Fortunately, I felt the exact same way. Clutching my hollow stomach, I punched in the numbers. “Cassian, the heir is gone. Take me back to the Moretti family.” Right after I hung up, Matteo walked through the door. He was holding Marco by the hand. The boy pouted, his face full of stubborn defiance. “I didn’t mean to. She slipped by herself…” Matteo tapped the back of the boy’s head, his voice turning cold. “I’m saying this for the last time. Apologize to your mother.” For the past three months, he had been trying to force Marco to call me Mommy. Marco always threw the exact same angry tantrum. “I don’t want to!” “I have a Mommy! She took care of me for six years, she just doesn’t live with us right now!” He wrapped his arms around Matteo’s waist and sobbed. “Papa, why don’t you want my real Mommy? She’s so good…” Matteo fell dead silent. He had always avoided explaining to Marco why his parents couldn’t marry. Looking at the child’s tear-stained face, guilt flashed clearly across his features. Once the nanny took Marco outside, Matteo pulled out a chair and sat down beside me. “I’ve made my stance clear.

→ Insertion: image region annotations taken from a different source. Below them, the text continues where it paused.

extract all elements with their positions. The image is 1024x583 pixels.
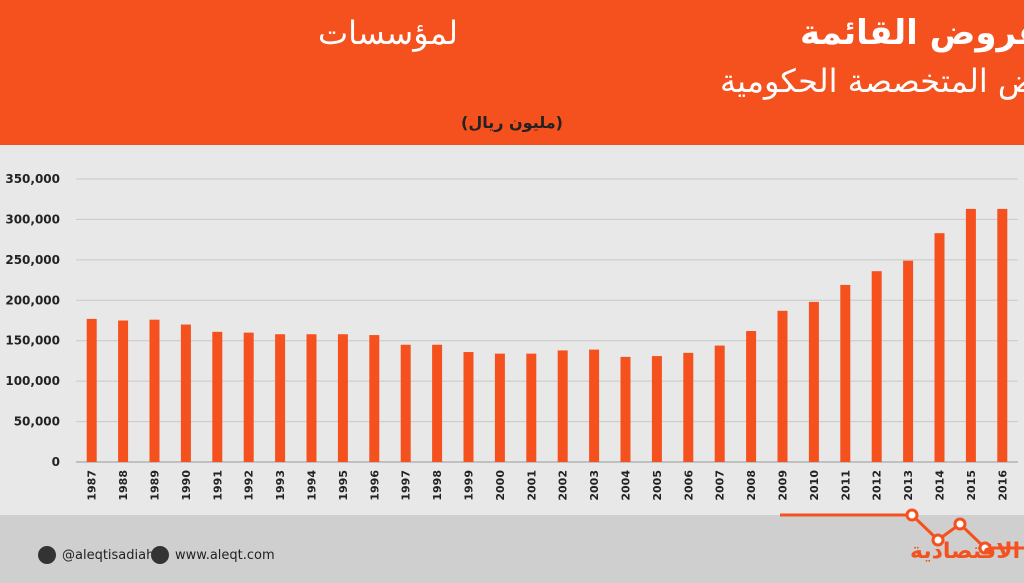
x-tick-label: 1987 — [86, 470, 99, 501]
bar — [432, 344, 443, 462]
x-tick-label: 1997 — [400, 470, 413, 501]
website: www.aleqt.com — [175, 548, 275, 563]
bar — [400, 344, 411, 462]
chart-title: تطور قيمة القروض القائمة — [800, 13, 1024, 53]
x-tick-label: 2007 — [714, 470, 727, 501]
y-tick-label: 100,000 — [5, 374, 60, 388]
x-tick-label: 1995 — [337, 470, 350, 501]
x-tick-label: 1989 — [149, 470, 162, 501]
chart-title: الإقراض المتخصصة الحكومية — [720, 62, 1024, 100]
y-tick-label: 350,000 — [5, 172, 60, 186]
x-tick-label: 2016 — [996, 470, 1009, 501]
bar — [118, 320, 129, 462]
logo: الاقتصادية — [910, 539, 1020, 564]
bar — [212, 331, 223, 462]
bar — [589, 349, 600, 462]
bar — [840, 284, 851, 462]
bar — [369, 335, 380, 462]
bar — [746, 331, 757, 462]
bar — [337, 334, 348, 462]
bar — [934, 233, 945, 462]
bar — [306, 334, 317, 462]
decor-dot — [905, 508, 919, 522]
chart-subtitle: (مليون ريال) — [461, 113, 563, 132]
bar — [683, 352, 694, 462]
x-tick-label: 2008 — [745, 470, 758, 501]
x-tick-label: 1996 — [368, 470, 381, 501]
x-tick-label: 2014 — [934, 470, 947, 501]
twitter-icon — [38, 546, 56, 564]
bar — [243, 332, 254, 462]
x-tick-label: 1999 — [463, 470, 476, 501]
x-tick-label: 1993 — [274, 470, 287, 501]
x-tick-label: 2010 — [808, 470, 821, 501]
y-tick-label: 50,000 — [14, 415, 60, 429]
x-tick-label: 1998 — [431, 470, 444, 501]
bar — [526, 353, 537, 462]
bar — [777, 310, 788, 462]
bar — [965, 208, 976, 462]
x-tick-label: 2015 — [965, 470, 978, 501]
x-tick-label: 2003 — [588, 470, 601, 501]
x-tick-label: 2011 — [839, 470, 852, 501]
y-tick-label: 250,000 — [5, 253, 60, 267]
web-icon — [151, 546, 169, 564]
decor-dot — [953, 517, 967, 531]
x-tick-label: 2013 — [902, 470, 915, 501]
x-tick-label: 2012 — [871, 470, 884, 501]
bar — [714, 345, 725, 462]
bar — [275, 334, 286, 462]
decor-dot — [978, 541, 992, 555]
x-tick-label: 1990 — [180, 470, 193, 501]
bar — [997, 208, 1008, 462]
x-tick-label: 1994 — [306, 470, 319, 501]
x-tick-label: 2001 — [525, 470, 538, 501]
bar — [651, 356, 662, 462]
x-tick-label: 2004 — [620, 470, 633, 501]
x-tick-label: 1992 — [243, 470, 256, 501]
y-tick-label: 200,000 — [5, 293, 60, 307]
x-tick-label: 1991 — [211, 470, 224, 501]
bar — [180, 324, 191, 462]
bar — [494, 353, 505, 462]
footer-band — [0, 515, 1024, 583]
x-tick-label: 2009 — [777, 470, 790, 501]
y-tick-label: 300,000 — [5, 212, 60, 226]
bar — [620, 356, 631, 462]
plot-background — [0, 145, 1024, 515]
y-tick-label: 150,000 — [5, 334, 60, 348]
x-tick-label: 1988 — [117, 470, 130, 501]
bar — [903, 260, 914, 462]
y-tick-label: 0 — [52, 455, 60, 469]
bar — [808, 301, 819, 462]
bar — [871, 271, 882, 462]
twitter-handle: @aleqtisadiah — [62, 548, 154, 563]
bar — [557, 350, 568, 462]
chart-plot: 0 50,000 100,000 150,000 200,000 250,000 300,0… — [5, 172, 1018, 501]
bar — [86, 318, 97, 462]
decor-dot — [931, 533, 945, 547]
x-tick-label: 2005 — [651, 470, 664, 501]
chart-title: لمؤسسات — [318, 14, 458, 52]
header-band — [0, 0, 1024, 145]
bar — [463, 352, 474, 462]
x-tick-label: 2000 — [494, 470, 507, 501]
bar — [149, 319, 160, 462]
x-tick-label: 2006 — [682, 470, 695, 501]
x-tick-label: 2002 — [557, 470, 570, 501]
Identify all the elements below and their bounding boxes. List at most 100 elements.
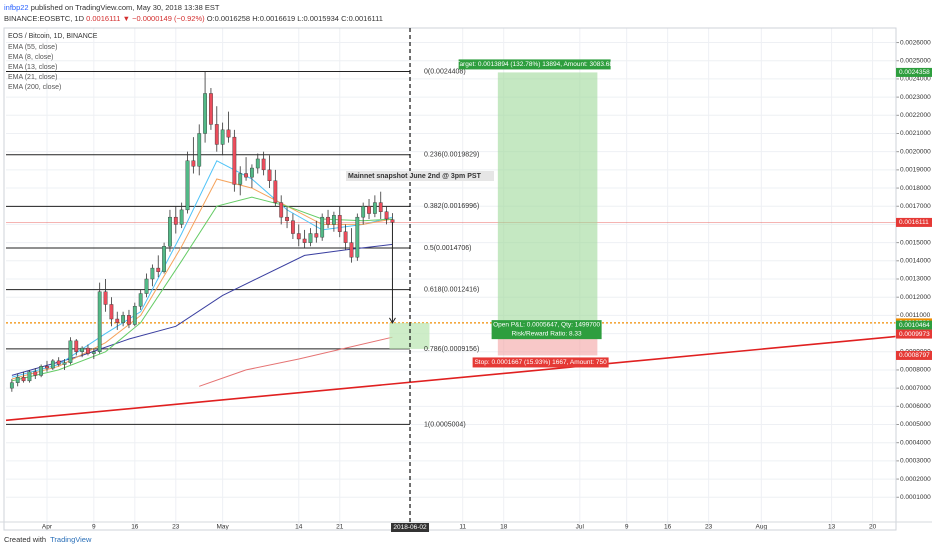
candle-body (185, 160, 190, 211)
y-tick-label: 0.0024000 (900, 76, 931, 83)
fib-label: 0.236(0.0019829) (424, 152, 479, 159)
candle-body (91, 351, 96, 354)
price-tag-label: 0.0010464 (899, 322, 930, 329)
y-tick-label: 0.0001000 (900, 494, 931, 501)
candle-body (103, 291, 108, 305)
y-tick-label: 0.0022000 (900, 112, 931, 119)
candle-body (302, 238, 307, 243)
marker-label-bg (391, 523, 430, 532)
candle-body (314, 233, 319, 238)
ema-line (199, 336, 393, 387)
y-tick-label: 0.0011000 (900, 312, 931, 319)
y-tick-label: 0.0021000 (900, 130, 931, 137)
candle-body (308, 233, 313, 243)
candle-body (361, 206, 366, 218)
y-tick-label: 0.0023000 (900, 94, 931, 101)
candle-body (255, 158, 260, 169)
candle-body (343, 231, 348, 243)
rr-label: Risk/Reward Ratio: 8.33 (512, 330, 582, 337)
x-tick-label: May (217, 524, 230, 531)
price-tag (896, 350, 932, 360)
candle-body (132, 306, 137, 325)
candle-body (261, 158, 266, 171)
ema-line (11, 178, 393, 380)
fib-label: 0.382(0.0016996) (424, 203, 479, 210)
x-tick-label: Aug (756, 524, 768, 531)
candle-body (109, 304, 114, 320)
ohlc: C:0.0016111 (341, 14, 383, 23)
candle-body (378, 202, 383, 212)
change: ▼ −0.0000149 (−0.92%) (122, 14, 205, 23)
ohlc: O:0.0016258 (206, 14, 251, 23)
ohlc: L:0.0015934 (297, 14, 339, 23)
candle-body (326, 216, 330, 225)
candle-body (203, 93, 207, 134)
x-tick-label: 9 (92, 524, 96, 531)
published: published on TradingView.com, May 30, 20… (30, 3, 220, 12)
candle-body (68, 340, 73, 363)
candle-body (273, 180, 278, 203)
marker-label: 2018-06-02 (393, 524, 427, 531)
candle-body (390, 219, 395, 223)
candle-body (156, 267, 161, 272)
fib-label: 0.786(0.0009156) (424, 346, 479, 353)
candle-body (232, 136, 237, 185)
footer: Created with TradingView (4, 535, 91, 544)
candle-body (50, 360, 55, 369)
author: infbp22 (4, 3, 29, 12)
candle-body (279, 202, 284, 218)
candle-body (320, 216, 325, 238)
candle-body (162, 246, 166, 272)
y-tick-label: 0.0026000 (900, 39, 931, 46)
candle-body (168, 216, 172, 247)
x-tick-label: 9 (625, 524, 629, 531)
price-tag (896, 329, 932, 339)
brand: TradingView (50, 535, 92, 544)
x-tick-label: 23 (172, 524, 180, 531)
candle-body (349, 242, 354, 258)
legend-entry: EMA (13, close) (8, 64, 57, 71)
ema-line (11, 243, 393, 376)
x-tick-label: 11 (459, 524, 466, 531)
candle-body (127, 315, 131, 325)
y-tick-label: 0.0013000 (900, 276, 931, 283)
candle-body (291, 220, 295, 234)
trendline (5, 335, 896, 422)
fib-label: 1(0.0005004) (424, 421, 466, 428)
x-tick-label: 23 (705, 524, 713, 531)
candle-body (337, 215, 342, 232)
price-tag (896, 320, 932, 330)
candle-body (214, 124, 219, 145)
candle-body (121, 315, 126, 323)
stop-label-bg (472, 357, 609, 368)
y-tick-label: 0.0002000 (900, 476, 931, 483)
candle-body (45, 366, 49, 369)
last-price: 0.0016111 (86, 14, 121, 23)
candle-body (367, 206, 371, 214)
plot-frame (3, 27, 897, 531)
y-tick-label: 0.0008000 (900, 367, 931, 374)
candle-body (296, 233, 301, 240)
stop-label: Stop: 0.0001667 (15.93%) 1667, Amount: 7… (474, 359, 607, 366)
candle-body (56, 360, 61, 365)
legend-title: EOS / Bitcoin, 1D, BINANCE (8, 33, 98, 40)
candle-body (150, 267, 155, 280)
candle-body (62, 362, 67, 365)
y-tick-label: 0.0014000 (900, 258, 931, 265)
price-tag (896, 67, 932, 77)
candle-body (238, 173, 243, 185)
candle-body (285, 216, 289, 221)
y-tick-label: 0.0017000 (900, 203, 931, 210)
x-tick-label: 16 (131, 524, 139, 531)
candle-body (39, 366, 44, 376)
fib-label: 0(0.0024408) (424, 68, 466, 75)
ema-line (11, 160, 393, 378)
arrow-head (389, 317, 396, 324)
legend-entry: EMA (21, close) (8, 74, 57, 81)
symbol: BINANCE:EOSBTC, 1D (4, 14, 85, 23)
y-tick-label: 0.0018000 (900, 185, 931, 192)
target-label: Target: 0.0013894 (132.78%) 13894, Amoun… (456, 61, 613, 68)
candle-body (27, 371, 32, 382)
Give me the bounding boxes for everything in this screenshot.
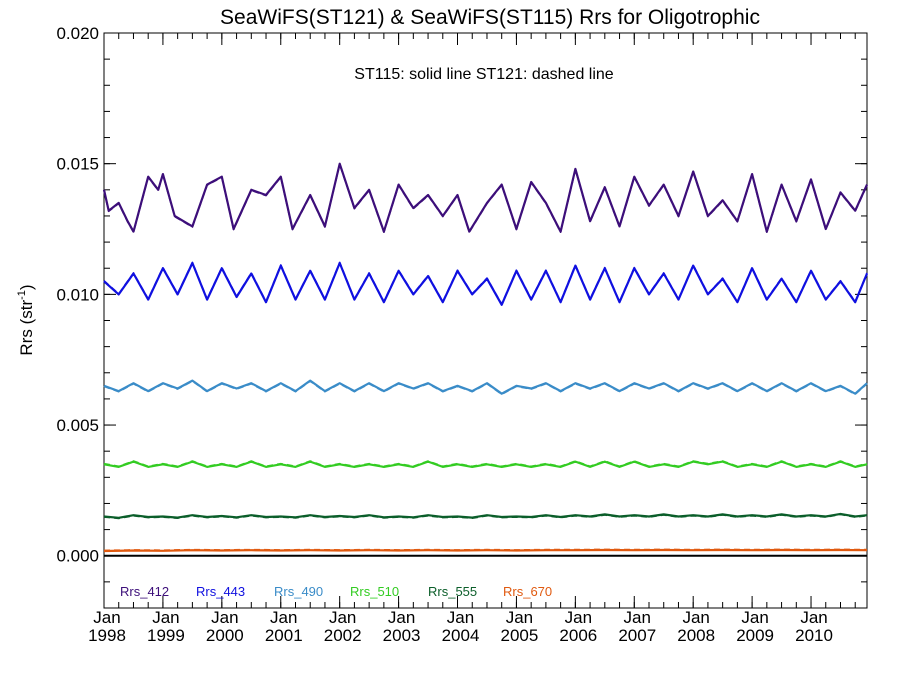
x-tick-month: Jan	[624, 608, 651, 627]
x-tick-month: Jan	[447, 608, 474, 627]
x-tick-year: 2001	[265, 626, 303, 645]
x-tick-month: Jan	[741, 608, 768, 627]
legend-entry-rrs_510: Rrs_510	[350, 584, 399, 599]
series-line-dashed-rrs_490	[103, 380, 868, 396]
x-tick-month: Jan	[211, 608, 238, 627]
x-tick-year: 2007	[618, 626, 656, 645]
y-tick-label: 0.020	[56, 24, 99, 43]
x-tick-year: 2009	[736, 626, 774, 645]
x-tick-month: Jan	[93, 608, 120, 627]
x-tick-month: Jan	[152, 608, 179, 627]
y-tick-label: 0.000	[56, 547, 99, 566]
series-line-dashed-rrs_443	[103, 261, 868, 306]
legend-entry-rrs_670: Rrs_670	[503, 584, 552, 599]
series-line-dashed-rrs_510	[103, 460, 868, 468]
legend-entry-rrs_555: Rrs_555	[428, 584, 477, 599]
legend-entry-rrs_490: Rrs_490	[274, 584, 323, 599]
y-tick-label: 0.005	[56, 416, 99, 435]
x-tick-year: 2004	[442, 626, 480, 645]
x-tick-year: 2005	[501, 626, 539, 645]
x-tick-month: Jan	[506, 608, 533, 627]
series-line-dashed-rrs_555	[103, 513, 868, 520]
series-line-dashed-rrs_412	[103, 163, 868, 233]
x-tick-year: 2003	[383, 626, 421, 645]
x-tick-year: 2006	[559, 626, 597, 645]
x-tick-month: Jan	[270, 608, 297, 627]
x-tick-year: 2000	[206, 626, 244, 645]
line-style-note: ST115: solid line ST121: dashed line	[354, 66, 614, 83]
y-tick-label: 0.010	[56, 285, 99, 304]
legend-entry-rrs_443: Rrs_443	[196, 584, 245, 599]
series-line-solid-rrs_412	[102, 162, 869, 233]
x-tick-year: 2008	[677, 626, 715, 645]
series-line-solid-rrs_443	[103, 261, 869, 306]
x-tick-year: 1998	[88, 626, 126, 645]
x-tick-year: 2002	[324, 626, 362, 645]
x-tick-month: Jan	[388, 608, 415, 627]
x-tick-month: Jan	[565, 608, 592, 627]
series-lines	[102, 162, 869, 553]
legend-entry-rrs_412: Rrs_412	[120, 584, 169, 599]
series-line-solid-rrs_490	[103, 379, 868, 395]
legend: Rrs_412 Rrs_443 Rrs_490 Rrs_510 Rrs_555 Rrs_6…	[120, 584, 552, 599]
x-tick-year: 1999	[147, 626, 185, 645]
x-tick-year: 2010	[795, 626, 833, 645]
axis-ticks: 0.0000.0050.0100.0150.020Jan1998Jan1999J…	[56, 24, 867, 645]
plot-frame	[103, 32, 868, 609]
y-axis-label: Rrs (str-1)	[16, 284, 36, 355]
series-line-dashed-rrs_670	[103, 548, 868, 552]
x-tick-month: Jan	[682, 608, 709, 627]
x-tick-month: Jan	[800, 608, 827, 627]
chart-title: SeaWiFS(ST121) & SeaWiFS(ST115) Rrs for …	[220, 6, 760, 29]
x-tick-month: Jan	[329, 608, 356, 627]
y-tick-label: 0.015	[56, 155, 99, 174]
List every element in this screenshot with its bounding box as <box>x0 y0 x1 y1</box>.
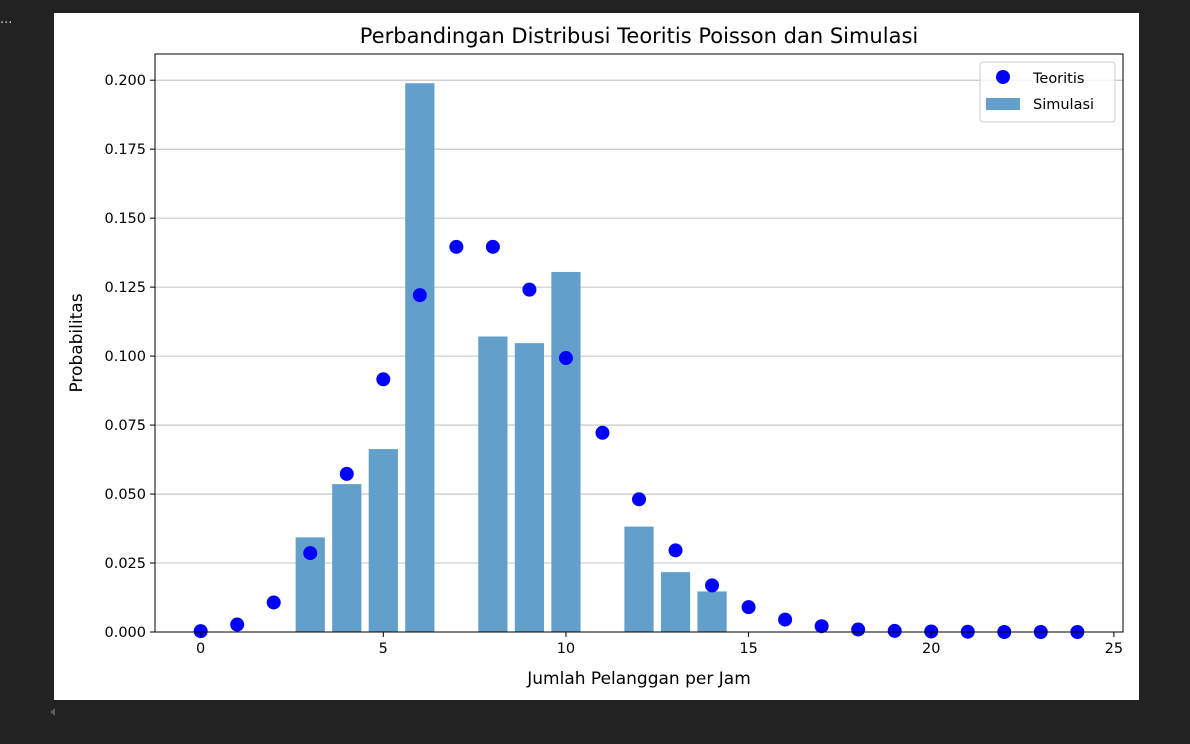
point-teoritis-19 <box>887 623 902 638</box>
x-axis-label: Jumlah Pelanggan per Jam <box>526 669 751 689</box>
chart-figure: 0 5 10 15 20 25 0.000 0.025 0.050 0.075 0.100 0.125… <box>54 13 1139 700</box>
point-teoritis-1 <box>230 617 245 632</box>
y-tick-label-1: 0.025 <box>104 556 146 572</box>
point-teoritis-7 <box>449 239 464 254</box>
x-tick-label-2: 10 <box>557 641 575 657</box>
chart-svg: 0 5 10 15 20 25 0.000 0.025 0.050 0.075 0.100 0.125… <box>67 24 1124 689</box>
point-teoritis-12 <box>632 492 646 507</box>
bar-simulasi-10 <box>551 271 581 632</box>
point-teoritis-4 <box>339 466 354 481</box>
y-tick-label-6: 0.150 <box>104 211 146 227</box>
point-teoritis-2 <box>266 595 281 610</box>
point-teoritis-18 <box>851 622 866 637</box>
y-tick-label-3: 0.075 <box>104 418 146 434</box>
axis-ticks: 0 5 10 15 20 25 0.000 0.025 0.050 0.075 0.100 0.125… <box>104 73 1123 657</box>
bar-simulasi-12 <box>624 526 654 632</box>
legend-marker-teoritis <box>996 70 1010 84</box>
x-tick-label-3: 15 <box>739 641 757 657</box>
bar-simulasi-5 <box>368 449 398 632</box>
bar-simulasi-4 <box>332 484 362 632</box>
output-collapse-ellipsis[interactable]: ... <box>0 12 13 27</box>
bar-simulasi-13 <box>660 572 691 632</box>
x-tick-label-0: 0 <box>196 641 205 657</box>
legend-marker-simulasi <box>986 98 1020 110</box>
y-tick-label-0: 0.000 <box>104 625 146 641</box>
legend-label-simulasi: Simulasi <box>1033 97 1094 113</box>
point-teoritis-0 <box>193 624 208 639</box>
point-teoritis-11 <box>595 425 610 440</box>
point-teoritis-6 <box>412 288 427 303</box>
chart-title: Perbandingan Distribusi Teoritis Poisson… <box>360 24 918 48</box>
point-teoritis-20 <box>924 624 939 639</box>
legend: Teoritis Simulasi <box>979 61 1116 123</box>
point-teoritis-3 <box>303 546 318 561</box>
bar-simulasi-14 <box>697 591 727 632</box>
point-teoritis-5 <box>376 372 391 387</box>
x-tick-label-4: 20 <box>922 641 940 657</box>
bar-simulasi-9 <box>514 343 545 632</box>
point-teoritis-16 <box>778 612 793 627</box>
y-tick-label-7: 0.175 <box>104 142 146 158</box>
legend-label-teoritis: Teoritis <box>1032 71 1084 87</box>
y-axis-label: Probabilitas <box>67 293 87 392</box>
scroll-left-arrow-icon[interactable] <box>50 708 55 716</box>
point-teoritis-8 <box>485 239 500 254</box>
point-teoritis-9 <box>522 282 537 297</box>
x-tick-label-1: 5 <box>379 641 388 657</box>
point-teoritis-14 <box>705 578 720 593</box>
x-tick-label-5: 25 <box>1105 641 1123 657</box>
y-tick-label-4: 0.100 <box>104 349 146 365</box>
point-teoritis-13 <box>668 543 683 558</box>
bar-simulasi-8 <box>478 336 508 632</box>
bar-simulasi-6 <box>405 83 435 632</box>
y-tick-label-5: 0.125 <box>104 280 146 296</box>
point-teoritis-10 <box>558 351 573 366</box>
bars-simulasi <box>295 83 727 632</box>
y-tick-label-8: 0.200 <box>104 73 146 89</box>
plot-frame <box>154 53 1124 633</box>
point-teoritis-15 <box>741 600 756 615</box>
y-tick-label-2: 0.050 <box>104 487 146 503</box>
point-teoritis-17 <box>814 619 829 634</box>
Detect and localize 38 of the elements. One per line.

You can’t force a six-year-old to get down on his knees and beg for your forgiveness.” I clenched my fists, a lump forming in my throat. “So my baby deserved to die?” During the three months since Marco moved in, he had slipped things into my water glass more than once—things a pregnant woman should never consume. That was far beyond what a six-year-old could come up with on his own. It was glaringly obvious who was really behind it. I had told Matteo before, “Send the boy back to his mother.” Matteo had stayed silent, smoking cigars on the estate balcony all night long. But later, as Marco called him ‘Papa’ over and over in his sweet, childish voice, Matteo’s harsh edges began to soften. When I brought it up again, his face was like ice. “Impossible.” “That woman has ulterior motives. She can’t raise my son right.” An unbearable silence hung over the hospital room. Matteo rubbed his temples and said hoarsely, “You can ask for any compensation you want.

Except sending Marco away.” I turned my head away and said softly, “Then don’t bother mentioning it.” Matteo stared at my stomach, a trace of reluctance in his eyes. “Freya, I’ve already lost one child. Do you want me to lose another?” “You should know that no one can shake your position in my heart. No one will ever replace you as my Donna.” I kept my eyes down, forcing back the bitterness in my throat. Matteo and I were an arranged political marriage. Yet, we had shared three years of genuine affection. That was before we knew Marco existed.

Back then, he would bid the highest price at auctions just to buy back my late mother’s relics for me. He would rent out the entire Long Island estate to set off fireworks all night just to make me smile. But everything came to a screeching halt the moment that six-year-old boy appeared. I touched my lower abdomen. As the anesthesia wore off, a sharp, cramping pain rippled through me. I closed my eyes and said quietly, “Matteo, let’s get a divorce.”